For districts, the challenges of state laws and teacher contracts are great. But so is the culture change problem. Some of the central office administrators were once the laggard teachers and principals that perpetuated the district’s failure factory status. It is asking foxes to rebuild henhouses and guard the chickens too. The influence of AFT and NEA locals on the election of school board members also means constant (and often, losing) battles with governance; it’s why school superintendents generally last less than three years on the job.  Even for the veterans who want to advance any overhaul, there is the issue of subjecting your colleagues to the fire; the longstanding relationships can cloud personnel and operational decisions; the case of Indianapolis Public Schools Superintendent Eugene White (whose hamfisted reform initiatives have combined with his unwillingness to remove laggard administrators from his ranks) attests to this reality.

For the turnaround artists  in education, the solutions are, well, difficult: You either have to accept that you will be working at the school or district for a short time and go for drastic change quickly; after all, the long knives will eventually come. Or you have to work the long-term, which means compromises that will weaken reform efforts; success will be yielded, but you will always have wanted to go further and realize more could be done. Either way, the culture problem isn’t fully addressed.

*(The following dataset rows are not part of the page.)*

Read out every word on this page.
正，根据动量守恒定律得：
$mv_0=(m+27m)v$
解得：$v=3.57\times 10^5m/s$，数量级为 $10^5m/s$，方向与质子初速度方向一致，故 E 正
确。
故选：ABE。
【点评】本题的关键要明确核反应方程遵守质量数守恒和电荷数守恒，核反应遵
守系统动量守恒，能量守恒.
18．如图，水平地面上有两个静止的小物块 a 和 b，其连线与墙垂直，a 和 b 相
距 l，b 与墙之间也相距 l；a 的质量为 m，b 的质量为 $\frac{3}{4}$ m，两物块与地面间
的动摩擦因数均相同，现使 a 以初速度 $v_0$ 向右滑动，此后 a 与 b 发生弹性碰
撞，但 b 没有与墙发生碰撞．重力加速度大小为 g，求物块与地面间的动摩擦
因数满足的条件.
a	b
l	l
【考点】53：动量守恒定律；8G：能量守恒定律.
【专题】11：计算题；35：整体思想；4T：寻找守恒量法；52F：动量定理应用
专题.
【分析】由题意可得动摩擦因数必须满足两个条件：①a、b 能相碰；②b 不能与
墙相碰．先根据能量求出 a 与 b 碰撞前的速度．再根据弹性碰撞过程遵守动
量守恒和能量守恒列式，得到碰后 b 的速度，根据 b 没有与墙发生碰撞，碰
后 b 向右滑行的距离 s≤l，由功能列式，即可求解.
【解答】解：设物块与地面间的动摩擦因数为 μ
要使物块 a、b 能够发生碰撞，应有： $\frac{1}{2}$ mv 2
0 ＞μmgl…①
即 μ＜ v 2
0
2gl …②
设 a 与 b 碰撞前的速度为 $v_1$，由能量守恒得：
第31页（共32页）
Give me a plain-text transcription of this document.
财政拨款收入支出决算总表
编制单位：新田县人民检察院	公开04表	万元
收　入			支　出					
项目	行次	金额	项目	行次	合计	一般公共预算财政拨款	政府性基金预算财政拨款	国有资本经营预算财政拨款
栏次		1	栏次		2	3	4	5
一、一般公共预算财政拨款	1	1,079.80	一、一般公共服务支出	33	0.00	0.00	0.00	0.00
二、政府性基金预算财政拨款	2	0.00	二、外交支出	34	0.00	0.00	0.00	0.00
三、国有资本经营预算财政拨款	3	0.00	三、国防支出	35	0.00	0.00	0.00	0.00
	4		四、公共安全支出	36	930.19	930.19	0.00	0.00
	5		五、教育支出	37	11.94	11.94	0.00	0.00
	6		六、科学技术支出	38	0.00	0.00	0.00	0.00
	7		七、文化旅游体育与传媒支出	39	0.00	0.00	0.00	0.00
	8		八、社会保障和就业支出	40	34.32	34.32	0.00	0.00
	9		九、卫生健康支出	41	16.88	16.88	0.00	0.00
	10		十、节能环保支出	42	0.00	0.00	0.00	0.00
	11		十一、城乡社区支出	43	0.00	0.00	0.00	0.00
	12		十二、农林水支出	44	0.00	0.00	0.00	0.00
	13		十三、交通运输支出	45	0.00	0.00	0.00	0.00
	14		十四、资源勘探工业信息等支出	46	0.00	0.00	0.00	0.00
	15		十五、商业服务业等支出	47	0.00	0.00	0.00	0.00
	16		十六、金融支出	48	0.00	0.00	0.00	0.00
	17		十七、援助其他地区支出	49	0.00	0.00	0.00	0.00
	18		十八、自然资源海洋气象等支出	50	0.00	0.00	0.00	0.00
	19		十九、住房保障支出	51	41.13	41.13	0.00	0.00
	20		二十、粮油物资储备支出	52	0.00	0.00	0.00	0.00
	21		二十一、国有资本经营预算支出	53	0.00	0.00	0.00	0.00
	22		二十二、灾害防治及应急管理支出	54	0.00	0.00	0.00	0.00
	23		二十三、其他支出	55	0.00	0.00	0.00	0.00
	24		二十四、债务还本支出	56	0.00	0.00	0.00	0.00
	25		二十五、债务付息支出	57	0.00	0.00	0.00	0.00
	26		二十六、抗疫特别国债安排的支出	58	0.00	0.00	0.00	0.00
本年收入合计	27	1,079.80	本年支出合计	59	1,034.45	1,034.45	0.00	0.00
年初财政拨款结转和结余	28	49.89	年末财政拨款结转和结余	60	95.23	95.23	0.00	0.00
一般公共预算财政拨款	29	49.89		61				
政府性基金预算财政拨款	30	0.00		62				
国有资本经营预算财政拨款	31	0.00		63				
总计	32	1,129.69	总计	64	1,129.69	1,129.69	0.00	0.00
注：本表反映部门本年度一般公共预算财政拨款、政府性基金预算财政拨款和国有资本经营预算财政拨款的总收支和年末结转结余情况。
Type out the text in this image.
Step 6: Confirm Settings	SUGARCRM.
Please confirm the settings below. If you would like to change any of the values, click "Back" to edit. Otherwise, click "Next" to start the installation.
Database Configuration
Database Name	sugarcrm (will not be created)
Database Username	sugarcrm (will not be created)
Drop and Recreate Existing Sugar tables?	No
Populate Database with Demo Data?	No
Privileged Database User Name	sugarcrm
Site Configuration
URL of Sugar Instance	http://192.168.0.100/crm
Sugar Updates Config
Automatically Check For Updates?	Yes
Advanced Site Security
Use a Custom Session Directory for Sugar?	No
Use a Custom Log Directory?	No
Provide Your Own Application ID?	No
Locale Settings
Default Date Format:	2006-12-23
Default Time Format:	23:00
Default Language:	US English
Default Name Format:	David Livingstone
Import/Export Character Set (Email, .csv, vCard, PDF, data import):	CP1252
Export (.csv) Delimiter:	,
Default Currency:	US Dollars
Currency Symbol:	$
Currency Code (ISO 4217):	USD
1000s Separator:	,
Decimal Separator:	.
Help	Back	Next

This is a problem that $3.6 billion from the School Improvement Grant program cannot solve. And it’s a problem that isn’t limited to schools and districts. Based on the work conducted by the National Council on Teacher Quality and by former Teachers College President Arthur Levine, the same culture problem will plague efforts to turn around low-quality university schools of education; in some ways, it will be worse because the  governance structure of universities, the tradition of academic freedom and the nature of (increasingly rare) tenure gives faculty plenty of leeway to do as they please. As seen in the failed tenure of former Harvard University president Lawrence Summers, faculty displeasure leads to the ouster of administrators.

One solution for the culture change problem lies with the use of objective data in evaluating school, teacher and principal success. If all the players in education know they will be held accountable based on student performance, they may grumble, but they will get in the game. This goes to the long-term work of improving school data systems and implementing the use of value-added assessment and perhaps, (despite my skepticism and historic evidence that it doesn’t work) even peer review. Based on the low levels of success in school turnarounds, it is probably better to just shut down the schools and districts and start over.  As I’ve said this week on the Dropout Nation Podcast, we must treat American public education like an Etch-A-Sketch and shake it up from its foundations.